Reinvention After 40: What Does it Really Mean?
When you google "reinvent your life after 40" or any related phrase (which, let's be honest, I've spent many hours doing), most articles talk about either your career or small changes. Pursue a career change. Take up a new hobby. Learn to meditate. Get a makeover. Kick bad habits to the curb.
But no makeover or new hobby is ever going to fix the fact I've spent my entire adult life pretending to be someone who is not sick.
No perfect set of habits will ever make me able-bodied. No job change will erase the fact that my body requires an incredible amount of care and attention, and that some days it simply will not cooperate.

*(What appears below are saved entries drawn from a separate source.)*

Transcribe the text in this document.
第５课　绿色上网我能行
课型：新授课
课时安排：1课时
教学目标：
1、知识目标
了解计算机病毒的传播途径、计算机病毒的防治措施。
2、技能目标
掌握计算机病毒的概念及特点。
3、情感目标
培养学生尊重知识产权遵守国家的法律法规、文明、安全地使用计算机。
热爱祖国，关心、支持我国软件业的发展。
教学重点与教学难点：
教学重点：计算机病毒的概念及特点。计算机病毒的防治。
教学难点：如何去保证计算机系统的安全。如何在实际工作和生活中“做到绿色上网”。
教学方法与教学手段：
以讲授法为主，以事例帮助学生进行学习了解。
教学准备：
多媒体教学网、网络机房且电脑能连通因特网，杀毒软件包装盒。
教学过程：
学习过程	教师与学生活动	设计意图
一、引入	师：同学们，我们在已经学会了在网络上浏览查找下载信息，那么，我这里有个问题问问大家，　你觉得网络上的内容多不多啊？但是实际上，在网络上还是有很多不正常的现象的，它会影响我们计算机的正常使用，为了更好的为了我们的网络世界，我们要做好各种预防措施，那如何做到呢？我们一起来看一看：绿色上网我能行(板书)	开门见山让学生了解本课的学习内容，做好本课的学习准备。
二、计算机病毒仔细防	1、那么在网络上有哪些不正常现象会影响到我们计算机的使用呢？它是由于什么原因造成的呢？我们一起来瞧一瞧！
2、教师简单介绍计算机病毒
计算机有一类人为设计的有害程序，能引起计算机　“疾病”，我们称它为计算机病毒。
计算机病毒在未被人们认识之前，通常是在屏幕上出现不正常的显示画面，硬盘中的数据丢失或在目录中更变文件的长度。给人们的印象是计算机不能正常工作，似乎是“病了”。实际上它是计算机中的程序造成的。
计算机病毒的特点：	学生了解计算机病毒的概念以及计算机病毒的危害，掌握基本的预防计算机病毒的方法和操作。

No amount of meditation will transform the U.S. work culture into one that is welcoming, instead of punishing, for people with chronic illness and disability.
The reality is that, when it takes until age 43 to accept who you are—and to share that with others—it means unraveling and examining every aspect of your life. Which, as you can probably tell from this blog, I'm in the process of doing.
There's no handbook for this, at least not one I've found related to chronic illness. (Hmmmm...maybe it's time to make one.)
I've written a lot about the things I'm rethinking, like my career and how to create a day-to-day life that respects the reality of my chronic illnesses.
I haven't talked as much about the elements of my life that don't need reimagining: my wonderful husband and life partner, my supportive family and close friends, and the penny-pinching mindset my husband and I share that has allowed me the precious space to take this step back without fear of immediate economic insecurity.
For all of this, I know I'm both lucky and privileged. But this is my writer blog, so what does this all have to do with writing?
Rediscovering a Lost Love of Personal Essay Writing
In his beautiful essay, William Dameron writes:
"Rounding the corner of my sixtieth year, I have learned something. Joy is always experienced in the present. Anticipatory joy, planning for a night out on a summer evening, waking when a strip of yellow illuminates the morning sky to write a few pages of a book, and carrying the kernel of hope in your heart that one day you will love someone body and soul can be just as satisfying as the end result. Joy is always present, and experiencing it is never a waste of time."
For me, the simple act of continuing this blog and the A House in Sicily blog—both of which started because of a driving need to write about discoveries, challenges, and joys of this moment in my life—has helped me rediscover my forgotten love of essay writing.
In college, I grew to love writing essays. I even had a couple published. Then, for two decades, I somehow decided that "real writing" was fiction. I don't know why. But it stuck in my head that fiction was what I wanted to write, and everything else was secondary.
But like Dameron wrote about joy: "experiencing it is never a waste of time."
Right now, writing blogs and articles and personal essays gives me joy. A joy in the simple act of writing and discovery. And, no matter how many or how few people read those words, I'm determined to remind myself that it's never a waste of time to write them.